I wanted to ask Omar if he would advise Spanish people to go to Tunisia on holiday, especially after the two terrorist attacks of 2015 – for who does not remember, Bardo Museum attack at Tunis and tourist resort attack at Sousse. Omar gave an answer that convinced me. He affirmed that there are several reasons that can push Spanish people and everybody to go to Tunisia in this moment. First, in the last few months, no region of the world is safety. For instance, France, Belgium and Turkey are the most attacked countries at the moment, but people have not stopped to go there. This is a good thing because if people stopped travelling, terrorists would win the battle. Secondly, despite Bardo Museum and Sousse attacks, Tunisia continue to promote its country to go on holiday because in just two-hour flight from Madrid Spanish people can discover a captivating country, one of the most developed countries in the Islamic world. In addition to this, Tunisia «offers different natural environment, from desert to oasis, along with a 1,300-km long coast. Hospitality and kindness of my community are other characteristics of Tunisia, besides the cultural heritage – result of the remnants that Phoenicians, Carthaginians, Romans, Byzantines and Arabs leave in the Tunisian land. We can’t forget Tunisian cuisine, craftwork, … an endless list», Omar specified.

As last question, I chose to ask about the current situation in Tunisia. The Consul offered me to talk with the Deputy Head of Embassy. His name is Mounir Fourati and worked all around the world, along with Japan, Argentina, South Africa and now Spain.

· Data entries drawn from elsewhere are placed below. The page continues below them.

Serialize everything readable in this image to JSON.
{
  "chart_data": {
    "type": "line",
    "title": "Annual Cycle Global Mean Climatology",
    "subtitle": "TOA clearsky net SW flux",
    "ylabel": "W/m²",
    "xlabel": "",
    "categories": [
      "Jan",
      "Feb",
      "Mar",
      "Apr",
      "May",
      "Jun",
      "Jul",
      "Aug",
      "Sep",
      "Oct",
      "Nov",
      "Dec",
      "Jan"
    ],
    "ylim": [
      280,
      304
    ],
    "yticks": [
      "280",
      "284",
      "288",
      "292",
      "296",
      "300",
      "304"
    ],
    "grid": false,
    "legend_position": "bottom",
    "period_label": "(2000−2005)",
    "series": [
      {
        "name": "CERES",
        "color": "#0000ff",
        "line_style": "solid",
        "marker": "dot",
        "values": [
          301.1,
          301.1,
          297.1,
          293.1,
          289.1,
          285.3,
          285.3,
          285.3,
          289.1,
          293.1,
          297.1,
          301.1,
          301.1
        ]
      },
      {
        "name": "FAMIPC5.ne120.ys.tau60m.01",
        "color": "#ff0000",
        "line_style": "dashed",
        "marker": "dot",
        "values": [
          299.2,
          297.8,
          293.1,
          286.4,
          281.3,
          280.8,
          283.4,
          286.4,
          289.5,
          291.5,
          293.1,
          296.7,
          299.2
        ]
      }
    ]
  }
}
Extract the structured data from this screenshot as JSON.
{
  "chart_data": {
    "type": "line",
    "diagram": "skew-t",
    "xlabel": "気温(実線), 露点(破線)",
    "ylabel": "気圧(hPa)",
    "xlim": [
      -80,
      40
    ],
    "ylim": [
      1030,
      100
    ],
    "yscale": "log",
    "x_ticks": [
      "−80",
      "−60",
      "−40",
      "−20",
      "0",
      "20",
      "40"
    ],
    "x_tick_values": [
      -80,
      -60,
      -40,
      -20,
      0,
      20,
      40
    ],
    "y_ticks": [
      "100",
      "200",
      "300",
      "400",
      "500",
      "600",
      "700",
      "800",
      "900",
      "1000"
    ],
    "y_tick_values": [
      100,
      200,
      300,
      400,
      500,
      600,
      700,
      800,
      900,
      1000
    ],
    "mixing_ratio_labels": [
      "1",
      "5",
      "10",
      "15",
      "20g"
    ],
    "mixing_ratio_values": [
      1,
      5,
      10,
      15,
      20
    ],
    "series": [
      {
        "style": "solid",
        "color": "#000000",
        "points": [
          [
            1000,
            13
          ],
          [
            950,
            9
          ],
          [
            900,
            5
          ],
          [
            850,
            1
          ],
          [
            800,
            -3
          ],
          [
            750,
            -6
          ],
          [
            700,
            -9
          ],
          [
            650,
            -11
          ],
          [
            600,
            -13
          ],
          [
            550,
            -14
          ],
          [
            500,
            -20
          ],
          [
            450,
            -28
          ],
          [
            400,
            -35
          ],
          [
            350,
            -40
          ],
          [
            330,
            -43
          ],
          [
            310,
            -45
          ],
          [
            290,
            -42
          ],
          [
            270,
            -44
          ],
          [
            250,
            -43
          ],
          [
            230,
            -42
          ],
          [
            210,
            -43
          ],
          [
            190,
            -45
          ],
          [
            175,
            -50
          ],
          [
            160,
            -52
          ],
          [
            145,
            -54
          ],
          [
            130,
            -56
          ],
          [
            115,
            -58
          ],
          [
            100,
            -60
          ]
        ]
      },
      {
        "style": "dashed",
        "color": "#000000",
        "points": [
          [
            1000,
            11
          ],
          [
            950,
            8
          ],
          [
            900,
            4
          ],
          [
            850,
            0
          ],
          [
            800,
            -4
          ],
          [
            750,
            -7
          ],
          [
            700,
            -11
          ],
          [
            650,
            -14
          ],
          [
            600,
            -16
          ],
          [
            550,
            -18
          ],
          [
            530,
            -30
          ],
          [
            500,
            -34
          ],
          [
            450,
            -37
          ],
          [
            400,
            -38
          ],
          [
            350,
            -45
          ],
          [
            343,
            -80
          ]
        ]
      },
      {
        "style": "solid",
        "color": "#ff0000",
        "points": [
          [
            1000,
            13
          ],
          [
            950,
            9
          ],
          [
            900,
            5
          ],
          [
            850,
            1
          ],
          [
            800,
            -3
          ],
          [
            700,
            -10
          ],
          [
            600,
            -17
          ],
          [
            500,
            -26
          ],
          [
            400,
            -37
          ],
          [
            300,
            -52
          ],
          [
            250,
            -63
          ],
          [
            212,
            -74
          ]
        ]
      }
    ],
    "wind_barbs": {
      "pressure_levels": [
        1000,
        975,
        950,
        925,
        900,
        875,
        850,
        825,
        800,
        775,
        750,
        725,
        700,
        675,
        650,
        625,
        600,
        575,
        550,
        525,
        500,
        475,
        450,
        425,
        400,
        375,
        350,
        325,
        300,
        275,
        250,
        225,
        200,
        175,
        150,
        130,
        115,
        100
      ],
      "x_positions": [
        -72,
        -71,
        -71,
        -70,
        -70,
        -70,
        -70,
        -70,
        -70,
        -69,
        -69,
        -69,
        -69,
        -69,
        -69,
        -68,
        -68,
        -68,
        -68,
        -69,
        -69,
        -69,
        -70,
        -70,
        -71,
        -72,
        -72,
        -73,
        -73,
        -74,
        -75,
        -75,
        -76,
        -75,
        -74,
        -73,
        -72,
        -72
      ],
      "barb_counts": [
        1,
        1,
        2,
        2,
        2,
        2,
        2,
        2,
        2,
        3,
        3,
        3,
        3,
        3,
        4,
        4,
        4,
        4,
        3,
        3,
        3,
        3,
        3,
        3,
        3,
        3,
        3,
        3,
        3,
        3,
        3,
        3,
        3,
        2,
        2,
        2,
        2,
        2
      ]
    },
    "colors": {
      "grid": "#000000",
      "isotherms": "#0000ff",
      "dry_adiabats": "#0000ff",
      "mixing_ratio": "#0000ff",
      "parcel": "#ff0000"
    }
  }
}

He gave me a very detailed panorama on the present situation in his country, from terrorism issue to economy and education. In particular, he wanted to highlight that they are not familiarized with terrorism and from 1956, the year Tunisia reached the independence from France, they have never faced this kind of situation. «We have to deal with, to understand and to work. It’s not a national problem; it’s an international problem», affirmed Mounir. This is what the Western countries have to understand.

In conclusion, as Mounir said to me, it is important to remember that some countries do not welcome this potentially contagious democratic wave and they see Tunisia own pacific democratic transition as a threat. It is thanks to the maturity and education of the Tunisian citizens that the democratic transition in Tunisia took place peacefully.